舰桥半岛。郭小鹏别墅的客厅里,洒满了明媚的阳光,阔大的真皮沙发闪耀着金黄色的光泽。茶几上的茶杯里漂着数片碧绿的龙井,袅袅升起的热气缭绕在透明的光晕里。
汪静飞意识到这时候自己必须有些实质性的表示了,于是问道:“你好像一直想知道我的真实身份?”
郭小鹏果然来了情绪,认真地点了点头。
“那我就完完全全地告诉你。”汪静飞显露出很坦诚的神情,“我的父亲是一位高级警官。他最后的职务,是公安部局级巡视员。父亲的样子很威武,学识也很渊博,他办过很多很多的案子,其中有几个还上了刑警学院的教材。我从小就立志当警察,父亲对女儿的影响毕竟是最大的。我认为,警察是最高尚的职业,把安全给了别人,把危险留给了自己。可上高中时,信仰开始动摇。要知道,我是学校最优秀的学生之一。经济贸易、金融、外交等许多风光的专业,都向我招手。就在我即将填报志愿时,发生了一件天翻地覆的事。”
郭小鹏揣测着问:“老人家出事了?”
汪静飞点头时,已是热泪盈眶。
郭小鹏小心地问道:“在哪里出的事?”
“在东南沿海的某个城市。”汪静飞取出手绢,擦擦眼泪,“那是一个走私极其猖獗的城市。他被派去一个月后,走私活动便形不成规模了。当然,这使许多人倾家**产不说,还进了监狱。于是,他们下了毒手。”说到这儿,她的眼泪又一下子涌了出来。
郭小鹏连忙递过去一包纸巾。
汪静飞几乎已经泣不成声:“犯罪分子把他放进一条麻袋里,沉入了海底。遗体好多天后才漂浮上来。他的模样已经不能辨认了,但累累伤痕却清晰可见。”
郭小鹏也不禁跟着神情黯然。
汪静飞擦去眼泪,平定一下情绪,接着说:“于是我重新修改了志愿,报考了刑警学院,立志为父报仇。”

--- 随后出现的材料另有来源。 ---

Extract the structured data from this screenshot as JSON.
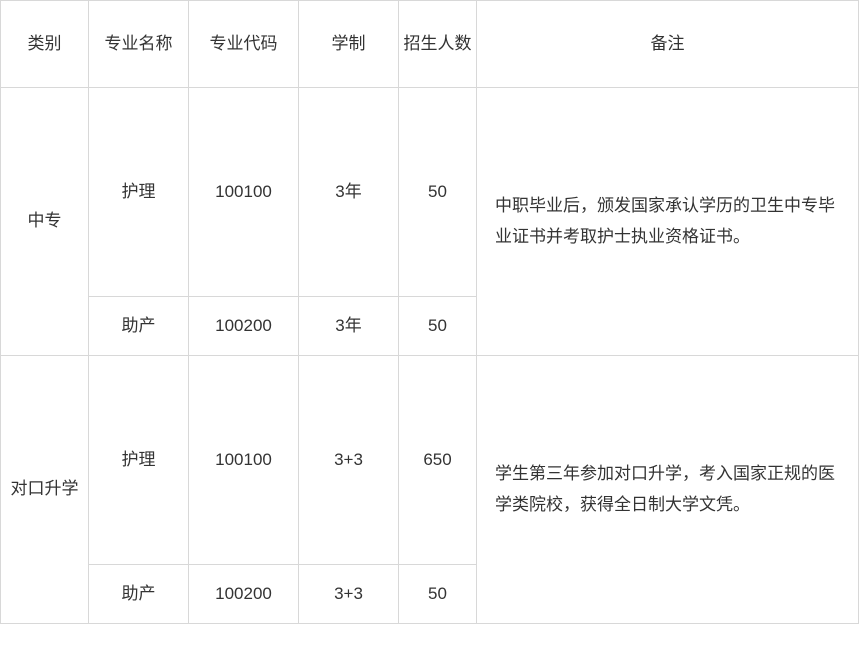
{
  "headers": {
    "category": "类别",
    "major": "专业名称",
    "code": "专业代码",
    "duration": "学制",
    "count": "招生人数",
    "note": "备注"
  },
  "groups": [
    {
      "category": "中专",
      "note": "中职毕业后，颁发国家承认学历的卫生中专毕业证书并考取护士执业资格证书。",
      "rows": [
        {
          "major": "护理",
          "code": "100100",
          "duration": "3年",
          "count": "50"
        },
        {
          "major": "助产",
          "code": "100200",
          "duration": "3年",
          "count": "50"
        }
      ]
    },
    {
      "category": "对口升学",
      "note": "学生第三年参加对口升学，考入国家正规的医学类院校，获得全日制大学文凭。",
      "rows": [
        {
          "major": "护理",
          "code": "100100",
          "duration": "3+3",
          "count": "650"
        },
        {
          "major": "助产",
          "code": "100200",
          "duration": "3+3",
          "count": "50"
        }
      ]
    }
  ]
}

“那你后来为什么又弃警从商了呢?而且不愿提及上过刑警学院,说自己上的是北京商学院?”郭小鹏问罢,两眼紧盯着她。
“杀害父亲的凶手,在一年之内,便被捕、宣判,无一漏网。于是,我就失去了方向和动力。再加上我是一个不安分的学生,不太适宜过警察的准军事化生活,退学两年后,便到香港攻读工商学位去了。至于后边这个问题。”汪静飞沉思片刻,做下决心状,“我不想让别人知道我上过刑警学院,一是从事商业活动的人都好像对警察这个字眼有些忌讳;二是我不愿因此勾起痛苦的回忆,这些你应该能够理解。而北京商学院,我在从刑警学院退学后,的确在那儿上了它们的二年制速成班,是夜大的形式。否则,我怎么可能被香港中文大学录取读硕士呢?”
郭小鹏释然,又转移到另一个他非常关心也十分迫切想知道的话题:“你在刑警学院真的和李新建谈过恋爱?”
汪静飞没有像刚才那样顺顺当当回答,而是马上拒绝:“这是一个很私人的话题。”
郭小鹏执意要探个究竟:“但它对我很重要。”
汪静飞很无奈地随口道:“它已经成为历史了。”
郭小鹏仍不依不饶:“对此,我有不同看法。”
“准确地说,它将要完全成为历史。”汪静飞补充。
郭小鹏顿时轻松了许多,往沙发上一靠说:“你知道吗?听见这话,我有一个被判绝症的病人听说以前的诊断是误诊的感觉。它是什么?它是福音啊!”